NSP - International Year of the Potato
 

The International Year of the Potato - IYP 2008

Given the projected increases over the next decades in the world’s population, especially in developing countries where pressure on land and water is already intense, a key challenge facing the international community is to ensure food security for present and future generations, while protecting the natural resource base on which we all depend. The potato will be an important part of the efforts to meeting those challenges.

Why potato? Potatoes are a truly global crop, grown on Peru’s mountains, the plains of Northern Europe, China’s Yunnan plateau, Rwanda’s equatorial highlands and subtropical lowlands in India.
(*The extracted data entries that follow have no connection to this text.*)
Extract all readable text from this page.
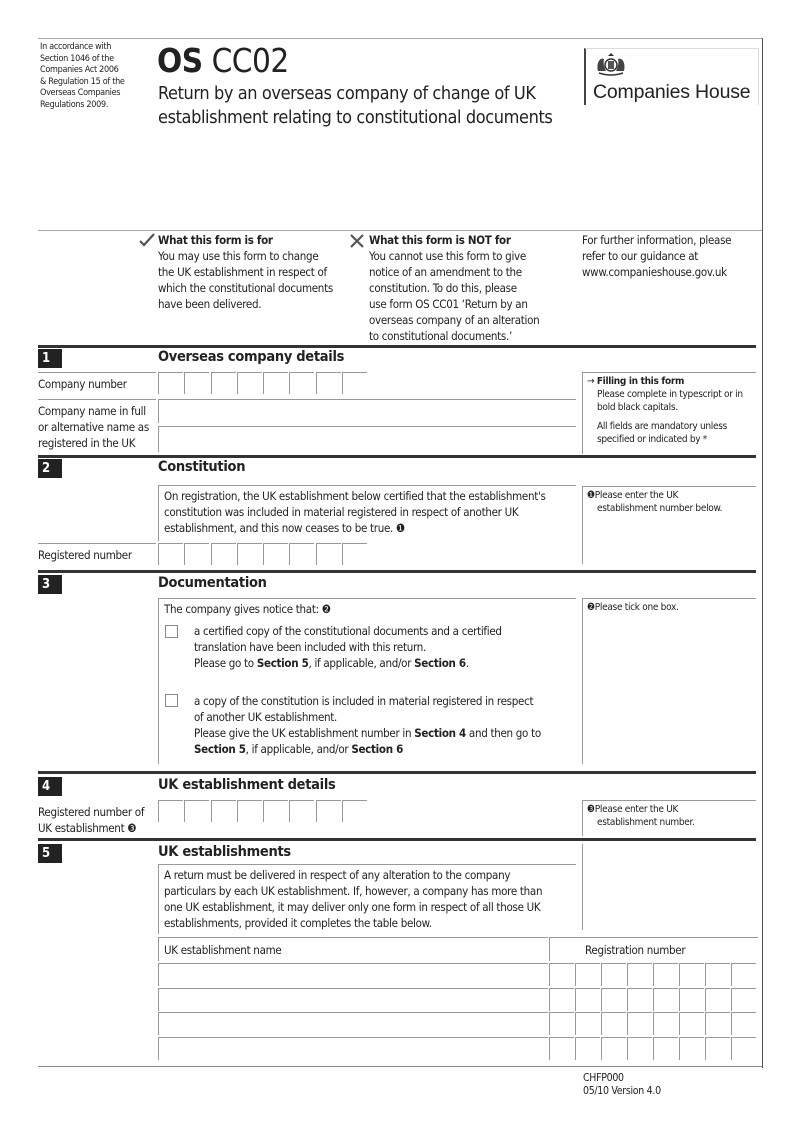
In accordance with
Section 1046 of the
Companies Act 2006
& Regulation 15 of the
Overseas Companies
Regulations 2009.
OS CC02
Return by an overseas company of change of UK
establishment relating to constitutional documents
Companies House
What this form is for
You may use this form to change
the UK establishment in respect of
which the constitutional documents
have been delivered.
What this form is NOT for
You cannot use this form to give
notice of an amendment to the
constitution. To do this, please
use form OS CC01 ‘Return by an
overseas company of an alteration
to constitutional documents.’
For further information, please
refer to our guidance at
www.companieshouse.gov.uk
1	Overseas company details
Company number
Company name in full
or alternative name as
registered in the UK
→ Filling in this form
Please complete in typescript or in
bold black capitals.
All fields are mandatory unless
specified or indicated by *
2	Constitution
On registration, the UK establishment below certified that the establishment's
constitution was included in material registered in respect of another UK
establishment, and this now ceases to be true. ❶
Registered number
❶Please enter the UK
establishment number below.
3	Documentation
The company gives notice that: ❷
a certified copy of the constitutional documents and a certified
translation have been included with this return.
Please go to Section 5, if applicable, and/or Section 6.
a copy of the constitution is included in material registered in respect
of another UK establishment.
Please give the UK establishment number in Section 4 and then go to
Section 5, if applicable, and/or Section 6
❷Please tick one box.
4	UK establishment details
Registered number of
UK establishment ❸
❸Please enter the UK
establishment number.
5	UK establishments
A return must be delivered in respect of any alteration to the company
particulars by each UK establishment. If, however, a company has more than
one UK establishment, it may deliver only one form in respect of all those UK
establishments, provided it completes the table below.
UK establishment name	Registration number
CHFP000
05/10 Version 4.0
Potatoes feed the hungry since they provide a primary source of energy for many of the world’s poor and produce more food more quickly, on less land, than any other major crop. Potato production is booming in the developing world, with good potential for further gains in production and consumption.

The International Year of the Potato (IYP) was officially launched at the United Nations (UN) headquarters in New York on 18 October 2007 by the Director-General of FAO. The initiative for an IIYP came in 2005, when Peru and the Group of Latin America and Caribbean countries requested FAO’s collaboration in having an IYP declared. This led to Resolution 4/2005 by the FAO Conference in November 2005, which requested the UN General Assembly (UNGA) to declare the IYP. UNGA, at its 60th session in December 2005, declared the year 2008 the Year of the Potato and invited FAO to facilitate its implementation.

The rational for declaring the Year of the Potato is to raise the profile of this globally important food crop and commodity, giving emphasis to its biological and nutritional attributes, and thus promoting its production, processing, consumption, marketing and trade.

IYP mission is to increase awareness of the importance of the potato as a food in developing nations, and promote research and development of potato-based systems as a means of contributing to achievement of the United Nations Millennium Development Goals. The observance of IYP will also provide an opportunity to raise awareness – among policy-makers, donors and the general public, especially young people – of the importance of agriculture in general, in addressing issues of global concern, such as food insecurity, malnutrition, poverty and threats to the environment.

IYP challenges and opportunities are to focus global attention on:

  • the need to reach the vulnerable with solutions that reduce constraints, create opportunities, improve productivity and reduce risks in the farming systems on which they depend;
  • the need to alleviate poverty by increasing incomes and linking farmers to markets;
  • the range of actions needed to protect, conserve and utilize potato diversity; and,
  • the solutions for sustainable intensification of farming systems that will stop or reverse the loss of natural resources and provide adaptive responses to climate change.